Em janeiro, Itai Kloog, da Universidade de Haifa, em Israel, e pesquisadores da Universidade de Connecticut, dos EUA, relataram que a incidência de câncer do seio entre mulheres que moram em áreas bem iluminadas artificialmente era até 73% maior do que entre aquelas que moram em áreas onde as noites são escuras. Numa publicação de pesquisa biológica e médica chamada "Chronobiology International", eles associaram casos de câncer de mama a níveis de iluminação urbana ao combinar imagens noturnas de satélite da intensidade de iluminação em 147 comunidades em Israel e estatísticas de casos locais de câncer.

Muitos pesquisadores acreditam que exposição crônica à luz artificial afeta a produção noturna normal do hormônio chamado melatonina, que, entre outras coisas, suprime o desenvolvimento de tumores. Apenas duas semanas de exposição noturna intermitente à luz podem reduzir seriamente a produção de melatonina em humanos, demonstram estudos.

Esses estudos não são prova suficiente de que a escuridão nos mantém saudáveis. Os achados foram persuasivos o bastante, porém, para que a Agência Internacional de Pesquisa de Câncer e a Organização Mundial de Saúde acrescentassem turnos noturnos à lista de prováveis cancerígenos.

Seja qual for o efeito sobre as pessoas, a luz noturna é o fim da vida selvagem, diz Travis Longcore, diretor de ciência do grupo ecológico Urban Wildlands em Los Angeles e co-editor de um livro sobre os efeitos da iluminação noturna, "The Ecological Consequences of Artificial Night Lighting".
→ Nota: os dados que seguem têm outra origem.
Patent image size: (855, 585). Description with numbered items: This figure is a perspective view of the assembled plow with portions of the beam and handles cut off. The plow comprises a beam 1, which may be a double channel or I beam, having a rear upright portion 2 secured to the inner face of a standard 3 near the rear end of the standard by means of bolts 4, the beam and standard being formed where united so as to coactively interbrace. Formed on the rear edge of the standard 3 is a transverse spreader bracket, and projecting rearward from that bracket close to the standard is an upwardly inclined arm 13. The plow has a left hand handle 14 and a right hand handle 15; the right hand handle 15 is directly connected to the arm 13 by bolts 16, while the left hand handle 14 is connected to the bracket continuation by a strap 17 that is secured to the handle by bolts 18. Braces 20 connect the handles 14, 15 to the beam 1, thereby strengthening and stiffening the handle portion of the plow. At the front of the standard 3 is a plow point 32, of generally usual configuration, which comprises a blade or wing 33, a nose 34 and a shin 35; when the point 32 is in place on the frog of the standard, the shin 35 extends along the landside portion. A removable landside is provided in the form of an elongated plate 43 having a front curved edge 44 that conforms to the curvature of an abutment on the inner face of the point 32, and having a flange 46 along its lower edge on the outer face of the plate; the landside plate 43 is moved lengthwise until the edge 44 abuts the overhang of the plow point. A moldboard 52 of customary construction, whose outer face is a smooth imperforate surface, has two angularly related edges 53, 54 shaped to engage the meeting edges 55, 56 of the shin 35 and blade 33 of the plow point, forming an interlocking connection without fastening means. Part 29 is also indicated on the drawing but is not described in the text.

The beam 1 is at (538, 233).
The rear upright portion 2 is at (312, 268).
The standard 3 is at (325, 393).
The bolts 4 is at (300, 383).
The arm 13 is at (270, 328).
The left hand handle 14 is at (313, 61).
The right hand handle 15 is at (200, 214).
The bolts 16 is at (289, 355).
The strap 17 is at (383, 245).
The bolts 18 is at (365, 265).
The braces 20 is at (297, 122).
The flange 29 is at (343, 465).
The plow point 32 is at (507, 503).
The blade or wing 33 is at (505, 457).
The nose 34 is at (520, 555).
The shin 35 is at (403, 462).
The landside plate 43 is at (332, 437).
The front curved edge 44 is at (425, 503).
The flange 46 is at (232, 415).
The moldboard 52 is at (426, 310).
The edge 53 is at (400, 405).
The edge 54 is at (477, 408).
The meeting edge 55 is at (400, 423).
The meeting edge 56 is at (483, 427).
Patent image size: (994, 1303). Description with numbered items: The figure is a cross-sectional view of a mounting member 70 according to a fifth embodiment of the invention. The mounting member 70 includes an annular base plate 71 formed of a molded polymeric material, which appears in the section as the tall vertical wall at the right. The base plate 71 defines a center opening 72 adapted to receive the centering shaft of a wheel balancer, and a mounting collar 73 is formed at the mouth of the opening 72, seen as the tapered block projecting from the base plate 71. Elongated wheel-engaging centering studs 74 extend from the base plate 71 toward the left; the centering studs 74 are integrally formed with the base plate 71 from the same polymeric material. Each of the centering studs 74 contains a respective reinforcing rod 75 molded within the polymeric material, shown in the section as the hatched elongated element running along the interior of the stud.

Noites iluminadas afetam centenas de espécies, de tartarugas marinhas até pássaros, cujos ciclos de reprodução e fluxos migratórios são atrapalhados pelas pistas falsas da luz artificial. Milhões de pássaros morrem a cada ano desorientados pelas luzes das cidades. Apesar desses problemas, pesquisadores ainda carecem de dados confiáveis e sistemáticos sobre a poluição da luz. Só em 2001 Falchi e seus colegas catalogaram pela primeira vez a iluminação noturna mundial. Eles estão trabalhando agora no Centro Nacional de Dados Geofísicos dos EUA, para atualizar sua pesquisa mundial.